CHEYENNE, Wyo. – The number of wolves in Yellowstone National Park declined by 27 percent last year, but wildlife officials said Monday that the drop isn’t unusual.
The National Park Service counted 124 wolves inside Yellowstone in 2008, down from 171 wolves in 2007. A similar population decline occurred in 2005, when overall wolf numbers in Yellowstone dropped 31 percent.
Glenn Plumb, chief of wildlife management in Yellowstone, said population swings among wildlife are a natural occurrence.
“I anticipate over the long term that the numbers will go up and the numbers will go down,” Plumb said.
He said the wolves lost last year likely died from killing each other and possibly from disease. Biologists will be working to determine if there was a disease outbreak, he said.

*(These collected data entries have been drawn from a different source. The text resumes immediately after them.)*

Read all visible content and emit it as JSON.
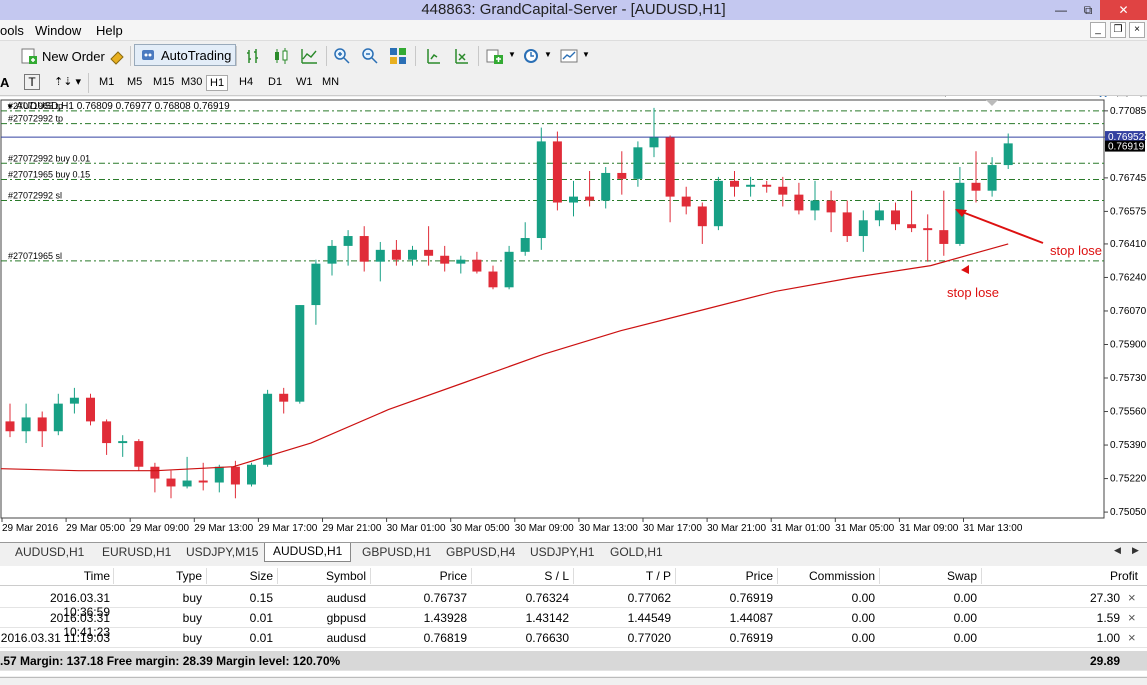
{
  "window": {
    "title": "448863: GrandCapital-Server - [AUDUSD,H1]",
    "minimize": "—",
    "restore": "⧉",
    "close": "✕"
  },
  "menu": {
    "items": [
      "ools",
      "Window",
      "Help"
    ]
  },
  "toolbar": {
    "new_order": "New Order",
    "autotrading": "AutoTrading"
  },
  "timeframes": [
    "M1",
    "M5",
    "M15",
    "M30",
    "H1",
    "H4",
    "D1",
    "W1",
    "MN"
  ],
  "active_timeframe": "H1",
  "chart_data": {
    "type": "candlestick",
    "header": "AUDUSD,H1  0.76809 0.76977 0.76808 0.76919",
    "ylim": [
      0.7502,
      0.7714
    ],
    "y_ticks": [
      "0.77085",
      "0.76952",
      "0.76745",
      "0.76575",
      "0.76410",
      "0.76240",
      "0.76070",
      "0.75900",
      "0.75730",
      "0.75560",
      "0.75390",
      "0.75220",
      "0.75050"
    ],
    "current_price": "0.76919",
    "ask_price": "0.76952",
    "x_ticks": [
      "29 Mar 2016",
      "29 Mar 05:00",
      "29 Mar 09:00",
      "29 Mar 13:00",
      "29 Mar 17:00",
      "29 Mar 21:00",
      "30 Mar 01:00",
      "30 Mar 05:00",
      "30 Mar 09:00",
      "30 Mar 13:00",
      "30 Mar 17:00",
      "30 Mar 21:00",
      "31 Mar 01:00",
      "31 Mar 05:00",
      "31 Mar 09:00",
      "31 Mar 13:00"
    ],
    "candles": [
      [
        0.7551,
        0.756,
        0.7543,
        0.7546
      ],
      [
        0.7546,
        0.756,
        0.754,
        0.7553
      ],
      [
        0.7553,
        0.7556,
        0.7538,
        0.7546
      ],
      [
        0.7546,
        0.7565,
        0.7544,
        0.756
      ],
      [
        0.756,
        0.7568,
        0.7555,
        0.7563
      ],
      [
        0.7563,
        0.7565,
        0.7549,
        0.7551
      ],
      [
        0.7551,
        0.7552,
        0.7534,
        0.754
      ],
      [
        0.754,
        0.7544,
        0.7533,
        0.7541
      ],
      [
        0.7541,
        0.7542,
        0.7526,
        0.7528
      ],
      [
        0.7528,
        0.753,
        0.7515,
        0.7522
      ],
      [
        0.7522,
        0.7526,
        0.7512,
        0.7518
      ],
      [
        0.7518,
        0.7533,
        0.7517,
        0.7521
      ],
      [
        0.7521,
        0.753,
        0.7516,
        0.752
      ],
      [
        0.752,
        0.7529,
        0.7515,
        0.7528
      ],
      [
        0.7528,
        0.7531,
        0.7512,
        0.7519
      ],
      [
        0.7519,
        0.753,
        0.7518,
        0.7529
      ],
      [
        0.7529,
        0.7567,
        0.7528,
        0.7565
      ],
      [
        0.7565,
        0.7568,
        0.7555,
        0.7561
      ],
      [
        0.7561,
        0.761,
        0.756,
        0.761
      ],
      [
        0.761,
        0.7633,
        0.76,
        0.7631
      ],
      [
        0.7631,
        0.7643,
        0.7625,
        0.764
      ],
      [
        0.764,
        0.7648,
        0.763,
        0.7645
      ],
      [
        0.7645,
        0.765,
        0.7627,
        0.7632
      ],
      [
        0.7632,
        0.7642,
        0.7622,
        0.7638
      ],
      [
        0.7638,
        0.7643,
        0.763,
        0.7633
      ],
      [
        0.7633,
        0.764,
        0.763,
        0.7638
      ],
      [
        0.7638,
        0.765,
        0.763,
        0.7635
      ],
      [
        0.7635,
        0.764,
        0.7627,
        0.7631
      ],
      [
        0.7631,
        0.7635,
        0.7626,
        0.7633
      ],
      [
        0.7633,
        0.7637,
        0.7626,
        0.7627
      ],
      [
        0.7627,
        0.763,
        0.7618,
        0.7619
      ],
      [
        0.7619,
        0.764,
        0.7618,
        0.7637
      ],
      [
        0.7637,
        0.7652,
        0.7635,
        0.7644
      ],
      [
        0.7644,
        0.77,
        0.7638,
        0.7693
      ],
      [
        0.7693,
        0.7698,
        0.7658,
        0.7662
      ],
      [
        0.7662,
        0.7673,
        0.7655,
        0.7665
      ],
      [
        0.7665,
        0.7678,
        0.766,
        0.7663
      ],
      [
        0.7663,
        0.768,
        0.7659,
        0.7677
      ],
      [
        0.7677,
        0.7688,
        0.7666,
        0.7674
      ],
      [
        0.7674,
        0.7693,
        0.767,
        0.769
      ],
      [
        0.769,
        0.771,
        0.7685,
        0.7695
      ],
      [
        0.7695,
        0.7696,
        0.7652,
        0.7665
      ],
      [
        0.7665,
        0.767,
        0.7656,
        0.766
      ],
      [
        0.766,
        0.7662,
        0.7641,
        0.765
      ],
      [
        0.765,
        0.7675,
        0.7648,
        0.7673
      ],
      [
        0.7673,
        0.7678,
        0.7665,
        0.767
      ],
      [
        0.767,
        0.7675,
        0.7665,
        0.7671
      ],
      [
        0.7671,
        0.7673,
        0.7667,
        0.767
      ],
      [
        0.767,
        0.7675,
        0.766,
        0.7666
      ],
      [
        0.7666,
        0.7672,
        0.7656,
        0.7658
      ],
      [
        0.7658,
        0.7673,
        0.7653,
        0.7663
      ],
      [
        0.7663,
        0.7668,
        0.7647,
        0.7657
      ],
      [
        0.7657,
        0.7663,
        0.7642,
        0.7645
      ],
      [
        0.7645,
        0.7658,
        0.7637,
        0.7653
      ],
      [
        0.7653,
        0.7662,
        0.765,
        0.7658
      ],
      [
        0.7658,
        0.7662,
        0.7648,
        0.7651
      ],
      [
        0.7651,
        0.7668,
        0.7647,
        0.7649
      ],
      [
        0.7649,
        0.7656,
        0.7632,
        0.7648
      ],
      [
        0.7648,
        0.7668,
        0.7635,
        0.7641
      ],
      [
        0.7641,
        0.768,
        0.764,
        0.7672
      ],
      [
        0.7672,
        0.7688,
        0.7662,
        0.7668
      ],
      [
        0.7668,
        0.7685,
        0.7665,
        0.7681
      ],
      [
        0.7681,
        0.7697,
        0.7679,
        0.7692
      ]
    ],
    "ma_line": [
      0.7527,
      0.7526,
      0.7526,
      0.7528,
      0.754,
      0.7557,
      0.7571,
      0.7585,
      0.7597,
      0.7607,
      0.7617,
      0.7624,
      0.763,
      0.7641
    ],
    "levels": [
      {
        "label": "#27071965 tp",
        "price": 0.77085,
        "color": "#2a7a2a"
      },
      {
        "label": "#27072992 tp",
        "price": 0.7702,
        "color": "#2a7a2a"
      },
      {
        "label": "#27072992 buy 0.01",
        "price": 0.76819,
        "color": "#2a7a2a"
      },
      {
        "label": "#27071965 buy 0.15",
        "price": 0.76737,
        "color": "#2a7a2a"
      },
      {
        "label": "#27072992 sl",
        "price": 0.7663,
        "color": "#2a7a2a"
      },
      {
        "label": "#27071965 sl",
        "price": 0.76324,
        "color": "#2a7a2a"
      }
    ],
    "annotations": [
      "stop lose",
      "stop lose"
    ],
    "colors": {
      "bull": "#17a085",
      "bear": "#e02c38",
      "ma": "#cc1111",
      "level": "#2a7a2a",
      "ask": "#3340a0",
      "annotation": "#dd1111"
    }
  },
  "chart_tabs": [
    "AUDUSD,H1",
    "EURUSD,H1",
    "USDJPY,M15",
    "AUDUSD,H1",
    "GBPUSD,H1",
    "GBPUSD,H4",
    "USDJPY,H1",
    "GOLD,H1"
  ],
  "active_chart_tab": 3,
  "orders": {
    "headers": [
      "Time",
      "Type",
      "Size",
      "Symbol",
      "Price",
      "S / L",
      "T / P",
      "Price",
      "Commission",
      "Swap",
      "Profit"
    ],
    "rows": [
      [
        "2016.03.31 10:36:59",
        "buy",
        "0.15",
        "audusd",
        "0.76737",
        "0.76324",
        "0.77062",
        "0.76919",
        "0.00",
        "0.00",
        "27.30"
      ],
      [
        "2016.03.31 10:41:23",
        "buy",
        "0.01",
        "gbpusd",
        "1.43928",
        "1.43142",
        "1.44549",
        "1.44087",
        "0.00",
        "0.00",
        "1.59"
      ],
      [
        "2016.03.31 11:19:03",
        "buy",
        "0.01",
        "audusd",
        "0.76819",
        "0.76630",
        "0.77020",
        "0.76919",
        "0.00",
        "0.00",
        "1.00"
      ]
    ],
    "close_icon": "×",
    "summary": ".57  Margin: 137.18  Free margin: 28.39  Margin level: 120.70%",
    "summary_total": "29.89"
  }
}
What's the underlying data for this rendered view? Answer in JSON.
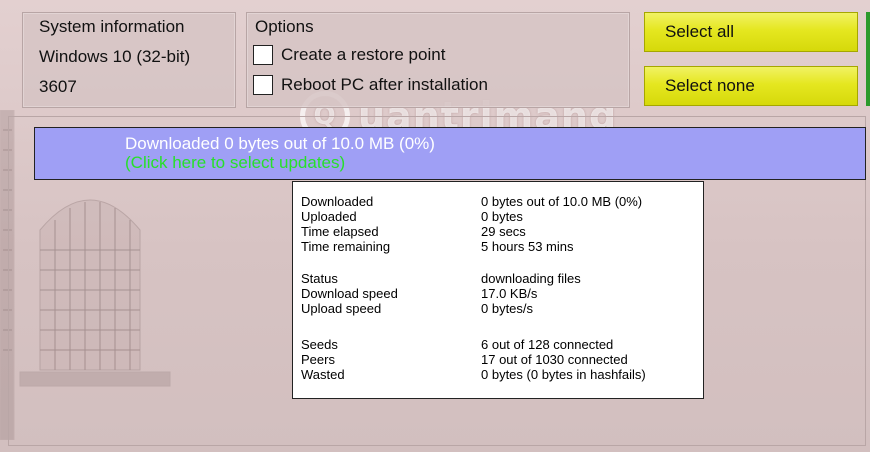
{
  "system_info": {
    "title": "System information",
    "os": "Windows 10 (32-bit)",
    "value": "3607"
  },
  "options": {
    "title": "Options",
    "items": [
      {
        "label": "Create a restore point",
        "checked": false
      },
      {
        "label": "Reboot PC after installation",
        "checked": false
      }
    ]
  },
  "buttons": {
    "select_all": "Select all",
    "select_none": "Select none"
  },
  "status": {
    "main": "Downloaded 0 bytes out of 10.0 MB (0%)",
    "link": "(Click here to select updates)"
  },
  "details": [
    {
      "key": "Downloaded",
      "value": "0 bytes out of 10.0 MB (0%)"
    },
    {
      "key": "Uploaded",
      "value": "0 bytes"
    },
    {
      "key": "Time elapsed",
      "value": "29 secs"
    },
    {
      "key": "Time remaining",
      "value": "5 hours 53 mins"
    },
    {
      "key": "Status",
      "value": "downloading files"
    },
    {
      "key": "Download speed",
      "value": "17.0 KB/s"
    },
    {
      "key": "Upload speed",
      "value": "0 bytes/s"
    },
    {
      "key": "Seeds",
      "value": "6 out of 128 connected"
    },
    {
      "key": "Peers",
      "value": "17 out of 1030 connected"
    },
    {
      "key": "Wasted",
      "value": "0 bytes (0 bytes in hashfails)"
    }
  ],
  "watermark": {
    "text": "uantrimang",
    "letter": "Q"
  },
  "colors": {
    "status_bar": "#9f9ff5",
    "link": "#27e02a",
    "button": "#e5e720"
  }
}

Gray wolves were reintroduced into Yellowstone beginning in 1995. They have become a tourist attraction in the park, and they have also spread to areas outside Yellowstone, causing conflicts with domestic livestock.
Federal wildlife biologists have attempted to remove federal protections for gray wolves outside the park and turn over their management to the states of Wyoming, Montana and Idaho. But environmentalists have challenged those attempts, saying the state management plans did not adequately ensure sustainable populations of wolves.
Hunting is one of the tools each state wants to use as a way of controlling the number of wolves that take up residence outside Yellowstone and other national parks and wilderness areas. There are an estimated 1,500 wolves in the three states.
“Using Yellowstone as an example in terms of the number of wolves that have died from disease or from wolves killing other wolves, we’re just very worried about management plans that will manage for the minimum, as natural causes can lead to population declines quite easily,” said Melanie Stein, the Sierra Club’s associate regional representative.
As for the Yellowstone wolves, Plumb said the greatest decline in numbers last year occurred on the park’s northern range where the greatest wolf population density exists. The northern range population dropped 40 percent, from 94 to 56 wolves.
The decline in the wolf population in the interior of the park was smaller, dropping from 77 to 68, or down 11 percent from the previous year.